Monday, February 6, 2012

Happy Endings



Dr. Sexson made it clear to us in class today that our perfect romances must have happy endings, and I was thinking about this. Why does everyone have to live happily ever after? I have had romances of my own that have ended in tradegy, but they were still romances, and the women in them still hold a place in my heart. But we do not read romance to experience the same tragedies that have taken place in our own lives. A story is a sacred thing when it takes away from us our suffering, our sorrow, and what better way to do that than the happy ending? We all know they are rare in life and Frye points out that they tend to come at the cost of other's suffering and death being forgotten.

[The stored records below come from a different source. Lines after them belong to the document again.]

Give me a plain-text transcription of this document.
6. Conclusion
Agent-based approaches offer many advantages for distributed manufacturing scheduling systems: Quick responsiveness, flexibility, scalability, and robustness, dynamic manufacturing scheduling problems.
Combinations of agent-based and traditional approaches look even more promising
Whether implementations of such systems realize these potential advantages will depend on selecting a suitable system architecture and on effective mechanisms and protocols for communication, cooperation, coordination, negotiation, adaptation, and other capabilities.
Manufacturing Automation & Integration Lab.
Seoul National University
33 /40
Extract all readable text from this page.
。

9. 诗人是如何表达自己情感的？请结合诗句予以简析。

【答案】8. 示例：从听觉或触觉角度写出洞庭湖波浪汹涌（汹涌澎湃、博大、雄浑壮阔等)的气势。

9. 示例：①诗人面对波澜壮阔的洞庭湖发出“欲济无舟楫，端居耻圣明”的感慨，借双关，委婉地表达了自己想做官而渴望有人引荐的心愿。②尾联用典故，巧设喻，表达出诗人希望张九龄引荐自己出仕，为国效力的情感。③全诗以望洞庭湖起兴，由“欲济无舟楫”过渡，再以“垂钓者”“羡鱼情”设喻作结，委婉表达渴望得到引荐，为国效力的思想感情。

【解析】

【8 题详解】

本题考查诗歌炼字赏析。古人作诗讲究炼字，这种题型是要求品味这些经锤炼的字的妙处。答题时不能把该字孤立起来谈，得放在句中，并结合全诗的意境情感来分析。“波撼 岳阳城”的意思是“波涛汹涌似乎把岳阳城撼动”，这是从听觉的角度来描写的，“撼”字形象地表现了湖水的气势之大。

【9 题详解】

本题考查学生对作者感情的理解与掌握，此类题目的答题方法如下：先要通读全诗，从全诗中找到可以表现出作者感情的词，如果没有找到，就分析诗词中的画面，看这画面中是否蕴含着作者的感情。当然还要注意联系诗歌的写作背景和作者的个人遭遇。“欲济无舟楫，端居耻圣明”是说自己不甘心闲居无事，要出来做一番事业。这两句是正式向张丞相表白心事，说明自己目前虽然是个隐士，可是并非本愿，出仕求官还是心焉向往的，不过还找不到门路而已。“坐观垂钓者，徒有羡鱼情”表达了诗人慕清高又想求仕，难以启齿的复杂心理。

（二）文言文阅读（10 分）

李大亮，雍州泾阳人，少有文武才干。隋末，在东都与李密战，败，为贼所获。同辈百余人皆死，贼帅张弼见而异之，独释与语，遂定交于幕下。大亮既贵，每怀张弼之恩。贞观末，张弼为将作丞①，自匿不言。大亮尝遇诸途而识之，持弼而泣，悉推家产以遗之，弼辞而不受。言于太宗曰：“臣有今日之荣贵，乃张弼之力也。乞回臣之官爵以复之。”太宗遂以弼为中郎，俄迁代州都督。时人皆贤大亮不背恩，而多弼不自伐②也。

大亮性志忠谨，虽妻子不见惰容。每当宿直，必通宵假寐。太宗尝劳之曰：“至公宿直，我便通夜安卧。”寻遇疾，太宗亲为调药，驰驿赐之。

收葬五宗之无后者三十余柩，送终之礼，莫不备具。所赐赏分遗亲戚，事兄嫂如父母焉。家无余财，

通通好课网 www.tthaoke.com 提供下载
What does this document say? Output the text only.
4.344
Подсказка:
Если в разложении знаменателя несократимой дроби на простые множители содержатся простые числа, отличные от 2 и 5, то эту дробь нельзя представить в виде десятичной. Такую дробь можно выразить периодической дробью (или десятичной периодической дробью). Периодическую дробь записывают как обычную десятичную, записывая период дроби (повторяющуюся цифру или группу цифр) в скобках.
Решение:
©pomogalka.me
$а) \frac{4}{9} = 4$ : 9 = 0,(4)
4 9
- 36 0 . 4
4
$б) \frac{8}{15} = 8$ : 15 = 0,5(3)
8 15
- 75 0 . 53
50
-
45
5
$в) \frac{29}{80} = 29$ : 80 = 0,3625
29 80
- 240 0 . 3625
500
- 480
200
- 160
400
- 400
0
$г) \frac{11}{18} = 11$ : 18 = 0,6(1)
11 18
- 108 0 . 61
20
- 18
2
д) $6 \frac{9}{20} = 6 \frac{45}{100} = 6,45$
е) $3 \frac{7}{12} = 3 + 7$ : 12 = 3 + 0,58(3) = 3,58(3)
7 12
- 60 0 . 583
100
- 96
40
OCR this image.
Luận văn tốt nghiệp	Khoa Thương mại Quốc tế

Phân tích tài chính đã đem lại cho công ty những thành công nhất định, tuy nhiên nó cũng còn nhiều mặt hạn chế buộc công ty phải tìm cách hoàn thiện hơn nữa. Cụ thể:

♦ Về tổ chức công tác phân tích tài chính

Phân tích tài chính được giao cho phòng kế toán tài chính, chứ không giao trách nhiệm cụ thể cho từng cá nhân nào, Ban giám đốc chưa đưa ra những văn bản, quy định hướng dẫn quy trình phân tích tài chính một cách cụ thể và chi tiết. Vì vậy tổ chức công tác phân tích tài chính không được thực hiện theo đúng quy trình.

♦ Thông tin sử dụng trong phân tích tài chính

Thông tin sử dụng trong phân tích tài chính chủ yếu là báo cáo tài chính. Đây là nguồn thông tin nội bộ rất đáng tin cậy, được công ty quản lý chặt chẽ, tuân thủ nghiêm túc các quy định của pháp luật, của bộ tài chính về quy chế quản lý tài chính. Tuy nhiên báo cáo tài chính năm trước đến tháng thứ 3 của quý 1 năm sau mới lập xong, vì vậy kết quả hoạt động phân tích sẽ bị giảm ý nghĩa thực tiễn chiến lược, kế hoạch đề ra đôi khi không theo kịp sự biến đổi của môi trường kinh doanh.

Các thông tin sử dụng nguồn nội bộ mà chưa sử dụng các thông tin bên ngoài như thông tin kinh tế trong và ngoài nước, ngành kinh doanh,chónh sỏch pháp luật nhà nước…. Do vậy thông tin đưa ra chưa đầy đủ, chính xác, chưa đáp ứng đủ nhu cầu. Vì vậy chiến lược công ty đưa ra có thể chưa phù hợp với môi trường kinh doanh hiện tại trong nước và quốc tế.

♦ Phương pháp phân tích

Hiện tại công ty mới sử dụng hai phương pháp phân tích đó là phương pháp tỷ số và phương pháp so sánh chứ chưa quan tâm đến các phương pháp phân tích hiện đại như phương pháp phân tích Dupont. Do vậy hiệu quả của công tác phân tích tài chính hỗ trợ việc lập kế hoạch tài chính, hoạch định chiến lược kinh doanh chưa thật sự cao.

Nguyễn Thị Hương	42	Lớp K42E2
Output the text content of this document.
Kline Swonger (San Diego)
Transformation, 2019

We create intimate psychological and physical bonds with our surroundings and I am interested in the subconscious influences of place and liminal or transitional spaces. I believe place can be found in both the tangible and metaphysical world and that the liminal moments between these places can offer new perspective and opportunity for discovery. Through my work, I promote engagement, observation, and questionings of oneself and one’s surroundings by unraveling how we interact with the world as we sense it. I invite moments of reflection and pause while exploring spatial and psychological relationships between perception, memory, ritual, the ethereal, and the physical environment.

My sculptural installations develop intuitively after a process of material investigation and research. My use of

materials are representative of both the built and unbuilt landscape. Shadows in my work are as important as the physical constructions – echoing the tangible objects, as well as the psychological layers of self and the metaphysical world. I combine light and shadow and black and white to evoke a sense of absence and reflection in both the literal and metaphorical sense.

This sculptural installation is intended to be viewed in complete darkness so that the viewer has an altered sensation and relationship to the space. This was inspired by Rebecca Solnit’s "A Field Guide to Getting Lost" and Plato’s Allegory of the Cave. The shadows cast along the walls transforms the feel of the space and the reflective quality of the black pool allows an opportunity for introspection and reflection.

They are for the survivors. But when I read a story I am exempt from guilt of being happy for the survivors. I am free from the constraints of reality, and I want the story to create for me a reality with true love and virgins and happy endings. Even though I do love a good Cormac McCarthy book. In my naive reading of a perfect romance I am whisked away with them on their adventure, I weep with them when they are in pain and I blush when they are intimate. In this state I could not bear for the story to end tragically. It would shatter the perfect world around me that the story has created. The perfect ending in this naive state of blissful reading then gets the neurons firing in such a way that is not experienced in ordinary life. Medicine for the soul. On the other end of the scope is the story that does not grab my attention because it is not well written. When reading these stories, and on the rare occasions I finish them, I tend to feel let down that the lovers do not die some terrible, creative death. But in my naive state I can appreciate everyone living happily ever after.